Science

Impacted by OnePlus Breach

Impacted by OnePlus Breach

Up to 40,000 customers of smartphone vendor OnePlus may have had their credit card information stolen, the company said on Friday. This includes credit card numbers, expiration dates and security codes. The company says users who purchased items from its website between mid-November and January 11 stand at risk, though not if they used a credit card saved before that time or any of the PayPal-related payment options. For now, OnePlus has disabled its credit card payment system, and is currently only accepting purchases through PayPal. "The malicious script operated intermittently, capturing and sending data directly from the user's browser". Still, standard credit card payments with standard entry make up a large portion of an online company's sales, so this OnePlus credit card breach that leaked thousands and thousands of credit cards is no doubt extremely severe - despite a company spokesperson stating that the customers exposed to the attack only "represent a small subset" of its total customers. Everyone else may want to verify their recent card statements and report any suspicious charges to their bank.

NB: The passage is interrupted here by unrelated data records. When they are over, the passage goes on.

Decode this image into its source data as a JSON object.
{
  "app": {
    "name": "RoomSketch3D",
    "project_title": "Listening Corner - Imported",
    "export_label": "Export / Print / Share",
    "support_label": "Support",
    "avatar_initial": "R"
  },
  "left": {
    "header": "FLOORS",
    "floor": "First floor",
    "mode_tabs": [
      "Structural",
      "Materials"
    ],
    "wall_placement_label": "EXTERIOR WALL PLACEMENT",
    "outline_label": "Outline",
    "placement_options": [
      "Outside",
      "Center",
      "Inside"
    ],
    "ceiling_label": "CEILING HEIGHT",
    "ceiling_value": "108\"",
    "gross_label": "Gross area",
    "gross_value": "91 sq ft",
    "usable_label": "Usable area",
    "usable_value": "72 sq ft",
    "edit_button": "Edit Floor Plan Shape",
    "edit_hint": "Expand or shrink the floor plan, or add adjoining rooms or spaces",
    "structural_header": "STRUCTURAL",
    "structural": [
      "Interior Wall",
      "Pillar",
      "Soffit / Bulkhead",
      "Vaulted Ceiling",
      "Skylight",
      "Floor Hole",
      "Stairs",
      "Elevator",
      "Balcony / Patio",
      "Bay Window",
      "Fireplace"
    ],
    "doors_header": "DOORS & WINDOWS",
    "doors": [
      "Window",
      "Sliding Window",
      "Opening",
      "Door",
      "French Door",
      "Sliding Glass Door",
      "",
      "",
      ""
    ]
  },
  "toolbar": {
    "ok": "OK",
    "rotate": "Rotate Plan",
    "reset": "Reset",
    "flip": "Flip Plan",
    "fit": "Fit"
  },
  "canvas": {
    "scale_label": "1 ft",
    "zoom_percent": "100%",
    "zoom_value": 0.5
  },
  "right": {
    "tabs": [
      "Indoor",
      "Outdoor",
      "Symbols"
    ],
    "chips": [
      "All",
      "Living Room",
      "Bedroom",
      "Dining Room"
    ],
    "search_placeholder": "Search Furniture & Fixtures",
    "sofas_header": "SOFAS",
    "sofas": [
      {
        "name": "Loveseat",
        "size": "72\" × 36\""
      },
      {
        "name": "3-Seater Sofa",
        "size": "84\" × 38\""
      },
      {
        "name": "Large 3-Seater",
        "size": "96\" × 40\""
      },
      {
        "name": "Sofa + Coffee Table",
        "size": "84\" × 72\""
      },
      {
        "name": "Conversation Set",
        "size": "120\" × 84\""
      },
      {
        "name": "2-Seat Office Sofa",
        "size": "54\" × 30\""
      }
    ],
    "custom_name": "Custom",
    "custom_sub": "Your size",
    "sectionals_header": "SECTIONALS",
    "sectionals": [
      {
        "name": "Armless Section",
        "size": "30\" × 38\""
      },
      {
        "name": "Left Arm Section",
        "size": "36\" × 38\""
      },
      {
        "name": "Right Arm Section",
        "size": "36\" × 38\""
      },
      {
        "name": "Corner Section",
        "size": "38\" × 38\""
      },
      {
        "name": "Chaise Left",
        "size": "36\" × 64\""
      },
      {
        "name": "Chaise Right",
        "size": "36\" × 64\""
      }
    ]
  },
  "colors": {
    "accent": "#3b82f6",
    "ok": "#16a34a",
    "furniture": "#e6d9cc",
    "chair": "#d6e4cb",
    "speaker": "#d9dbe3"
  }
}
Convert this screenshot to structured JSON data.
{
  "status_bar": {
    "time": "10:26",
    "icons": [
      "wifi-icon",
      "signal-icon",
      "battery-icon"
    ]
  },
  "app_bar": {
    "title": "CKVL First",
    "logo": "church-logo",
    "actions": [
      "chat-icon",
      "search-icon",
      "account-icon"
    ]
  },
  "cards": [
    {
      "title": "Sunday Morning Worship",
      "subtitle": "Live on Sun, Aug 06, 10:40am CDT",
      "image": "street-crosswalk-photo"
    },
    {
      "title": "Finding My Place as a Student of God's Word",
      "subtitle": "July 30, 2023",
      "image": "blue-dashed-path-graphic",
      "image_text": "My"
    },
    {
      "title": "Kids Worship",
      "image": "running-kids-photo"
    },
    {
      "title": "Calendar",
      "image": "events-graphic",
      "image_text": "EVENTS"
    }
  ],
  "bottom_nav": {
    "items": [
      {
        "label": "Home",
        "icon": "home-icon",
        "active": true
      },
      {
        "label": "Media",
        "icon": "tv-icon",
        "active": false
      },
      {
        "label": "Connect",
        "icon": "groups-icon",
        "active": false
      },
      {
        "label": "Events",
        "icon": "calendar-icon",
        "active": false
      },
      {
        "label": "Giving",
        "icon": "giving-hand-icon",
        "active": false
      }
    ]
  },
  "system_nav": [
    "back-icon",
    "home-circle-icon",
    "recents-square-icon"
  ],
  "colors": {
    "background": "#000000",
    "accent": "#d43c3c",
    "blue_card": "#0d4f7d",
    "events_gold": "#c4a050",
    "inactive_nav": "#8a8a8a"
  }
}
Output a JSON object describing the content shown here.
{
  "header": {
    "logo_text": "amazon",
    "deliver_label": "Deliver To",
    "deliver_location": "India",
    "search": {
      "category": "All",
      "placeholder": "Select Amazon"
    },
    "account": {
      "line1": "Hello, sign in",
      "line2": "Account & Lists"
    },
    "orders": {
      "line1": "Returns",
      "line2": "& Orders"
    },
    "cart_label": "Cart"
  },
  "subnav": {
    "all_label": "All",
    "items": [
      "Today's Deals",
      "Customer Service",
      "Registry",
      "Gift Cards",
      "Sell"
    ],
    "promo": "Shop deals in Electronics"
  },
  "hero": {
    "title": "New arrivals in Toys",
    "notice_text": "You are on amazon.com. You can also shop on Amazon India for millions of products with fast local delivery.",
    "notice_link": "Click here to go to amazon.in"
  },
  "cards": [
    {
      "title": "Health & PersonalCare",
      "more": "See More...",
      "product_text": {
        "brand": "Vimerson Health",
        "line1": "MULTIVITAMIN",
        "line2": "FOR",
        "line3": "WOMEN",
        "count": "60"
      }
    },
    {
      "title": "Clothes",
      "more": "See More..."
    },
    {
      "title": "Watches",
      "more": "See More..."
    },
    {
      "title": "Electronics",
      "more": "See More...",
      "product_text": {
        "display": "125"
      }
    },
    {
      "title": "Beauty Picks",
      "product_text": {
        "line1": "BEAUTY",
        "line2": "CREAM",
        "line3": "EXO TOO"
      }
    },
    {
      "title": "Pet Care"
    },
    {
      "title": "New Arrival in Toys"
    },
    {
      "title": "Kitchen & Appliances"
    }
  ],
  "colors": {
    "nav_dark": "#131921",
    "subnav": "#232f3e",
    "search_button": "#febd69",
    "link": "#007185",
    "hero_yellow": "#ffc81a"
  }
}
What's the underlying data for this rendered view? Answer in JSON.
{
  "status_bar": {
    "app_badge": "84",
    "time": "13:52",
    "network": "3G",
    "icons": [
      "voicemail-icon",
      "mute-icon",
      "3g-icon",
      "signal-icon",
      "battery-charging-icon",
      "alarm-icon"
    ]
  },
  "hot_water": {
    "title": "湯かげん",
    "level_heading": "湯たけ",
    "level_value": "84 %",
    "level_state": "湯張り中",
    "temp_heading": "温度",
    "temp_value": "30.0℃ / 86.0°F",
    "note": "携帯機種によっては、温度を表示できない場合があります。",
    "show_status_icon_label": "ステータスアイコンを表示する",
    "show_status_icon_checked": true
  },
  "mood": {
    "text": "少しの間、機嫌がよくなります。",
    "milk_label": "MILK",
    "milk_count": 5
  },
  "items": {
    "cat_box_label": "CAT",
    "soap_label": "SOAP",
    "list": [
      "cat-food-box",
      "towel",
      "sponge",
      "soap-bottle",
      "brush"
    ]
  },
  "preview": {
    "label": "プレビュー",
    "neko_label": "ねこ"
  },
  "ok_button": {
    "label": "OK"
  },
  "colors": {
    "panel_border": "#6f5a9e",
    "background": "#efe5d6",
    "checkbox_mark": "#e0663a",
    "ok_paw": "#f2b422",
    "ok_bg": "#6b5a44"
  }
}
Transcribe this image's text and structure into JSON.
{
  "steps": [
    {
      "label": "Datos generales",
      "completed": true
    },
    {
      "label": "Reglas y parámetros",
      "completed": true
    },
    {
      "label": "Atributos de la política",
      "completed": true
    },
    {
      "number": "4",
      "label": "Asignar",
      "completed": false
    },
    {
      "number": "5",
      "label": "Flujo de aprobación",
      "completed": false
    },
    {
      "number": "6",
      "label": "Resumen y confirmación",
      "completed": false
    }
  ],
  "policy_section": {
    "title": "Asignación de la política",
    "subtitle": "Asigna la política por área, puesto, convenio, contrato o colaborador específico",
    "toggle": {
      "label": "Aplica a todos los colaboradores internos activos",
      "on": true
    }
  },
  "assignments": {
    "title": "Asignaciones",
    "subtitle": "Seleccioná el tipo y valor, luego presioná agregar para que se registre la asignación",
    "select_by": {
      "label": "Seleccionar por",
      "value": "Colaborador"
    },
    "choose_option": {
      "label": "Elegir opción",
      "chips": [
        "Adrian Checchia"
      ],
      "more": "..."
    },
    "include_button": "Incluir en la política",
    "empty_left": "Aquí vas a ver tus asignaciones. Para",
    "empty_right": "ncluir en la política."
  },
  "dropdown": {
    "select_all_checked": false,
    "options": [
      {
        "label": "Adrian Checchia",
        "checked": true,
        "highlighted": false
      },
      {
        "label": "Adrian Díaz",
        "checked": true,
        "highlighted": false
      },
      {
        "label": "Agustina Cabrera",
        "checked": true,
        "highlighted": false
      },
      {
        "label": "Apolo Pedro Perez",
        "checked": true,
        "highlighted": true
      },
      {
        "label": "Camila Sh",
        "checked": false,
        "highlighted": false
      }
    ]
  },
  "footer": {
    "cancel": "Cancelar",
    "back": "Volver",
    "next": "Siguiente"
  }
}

We have contacted potentially affected users via email. It also says that customers that paid via a saved credit card, a credit card processed via PayPal, or through a PayPal account should not have been affected by the breach.

OnePlus is still investigating if the malicious script was loaded onto its servers remotely or if someone had physical access to the machine.




The company said, "We are eternally grateful to have such a vigilant and informed the community, and it pains us to let you down. They will help you initiate a chargeback and prevent any financial loss", OnePlus said. If you were one of the 40,000 people affected, OnePlus should be reaching out soon with a free year of credit monitoring.

Going forward, the OEM wants to avoid similar attacks by implementing a more secure credit card payment method, as well as conducting an in-depth security audit.

It isn't clear who was behind the hack, but OnePlus is working with its payment providers and local authorities to address the incident.